BAKI:シド・バレットのカヴァー・バンドを長いことやってるんだけど、まさかMOSQUITOでやるとは思わなかったね(笑)。

──DAMNEDのカヴァーから始まって、さらに時代が遡ったという(笑)。

BAKI:でも、DAMNEDのセカンドはPINK FLOYDのニック・メイスンがプロデューサーをやってるし、全く関係ないわけじゃないんだよね。

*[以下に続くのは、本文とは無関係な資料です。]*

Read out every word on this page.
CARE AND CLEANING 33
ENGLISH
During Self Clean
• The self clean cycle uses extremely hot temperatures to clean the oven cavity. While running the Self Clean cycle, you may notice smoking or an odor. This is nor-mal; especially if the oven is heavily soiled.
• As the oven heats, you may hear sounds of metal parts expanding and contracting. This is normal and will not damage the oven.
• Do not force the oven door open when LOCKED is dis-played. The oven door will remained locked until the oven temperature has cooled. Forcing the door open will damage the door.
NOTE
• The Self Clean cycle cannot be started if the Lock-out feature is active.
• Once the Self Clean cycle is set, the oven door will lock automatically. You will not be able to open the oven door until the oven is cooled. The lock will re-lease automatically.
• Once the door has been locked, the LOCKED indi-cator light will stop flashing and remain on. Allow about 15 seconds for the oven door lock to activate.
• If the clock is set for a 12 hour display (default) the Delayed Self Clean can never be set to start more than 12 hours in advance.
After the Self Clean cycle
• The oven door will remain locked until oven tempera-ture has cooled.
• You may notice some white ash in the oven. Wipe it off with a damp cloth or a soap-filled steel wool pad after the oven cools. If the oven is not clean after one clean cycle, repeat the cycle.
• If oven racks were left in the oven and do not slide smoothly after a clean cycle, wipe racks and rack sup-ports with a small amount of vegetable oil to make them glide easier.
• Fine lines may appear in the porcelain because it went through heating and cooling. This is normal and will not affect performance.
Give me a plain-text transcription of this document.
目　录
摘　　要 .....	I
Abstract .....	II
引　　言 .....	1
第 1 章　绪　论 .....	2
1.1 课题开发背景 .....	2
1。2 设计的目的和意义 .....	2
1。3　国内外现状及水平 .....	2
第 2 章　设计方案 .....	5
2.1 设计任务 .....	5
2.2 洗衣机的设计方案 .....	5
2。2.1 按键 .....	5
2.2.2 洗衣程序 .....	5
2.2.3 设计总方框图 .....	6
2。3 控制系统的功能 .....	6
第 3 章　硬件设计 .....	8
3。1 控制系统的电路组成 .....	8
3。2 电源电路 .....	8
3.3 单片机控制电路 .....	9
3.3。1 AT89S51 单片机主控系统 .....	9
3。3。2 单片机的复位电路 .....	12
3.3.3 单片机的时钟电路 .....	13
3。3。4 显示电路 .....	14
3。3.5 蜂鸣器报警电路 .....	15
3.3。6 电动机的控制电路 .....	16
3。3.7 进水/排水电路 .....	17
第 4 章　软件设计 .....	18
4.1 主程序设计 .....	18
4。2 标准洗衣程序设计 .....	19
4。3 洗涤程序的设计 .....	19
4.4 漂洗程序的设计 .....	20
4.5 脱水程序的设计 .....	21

KASUGA:微妙なDAMNED繋がりですね(笑)。

BAKI:あと、キャプテン・センシブルはシド・バレットの大ファンだしね。

KYO:ホントはシド・バレットにプロデュースを頼もうとしてたんですよね。

BAKI:そうそう。イギリスのロック・シーンの系譜を辿っていくと、シド・バレットがポップ・スターとして必ず出てくるんだよ。

──そのPINK FLOYDのカヴァーを筆頭に、本作にはロック・クラシックスへのオマージュが随所に込められていますよね。イントロがBEATLESの『HELTER SKELTER』を彷彿とさせる『FEAR』、コーラスがWHOの『WHO ARE YOU』を連想させる『THE IN CROWD』、『BECK'S BOLERO』ならぬ『NICK'S BOLERO』というタイトルといった具合に。『DARKSIDE MOON』というタイトルもPINK FLOYDの代表作を想起させますし。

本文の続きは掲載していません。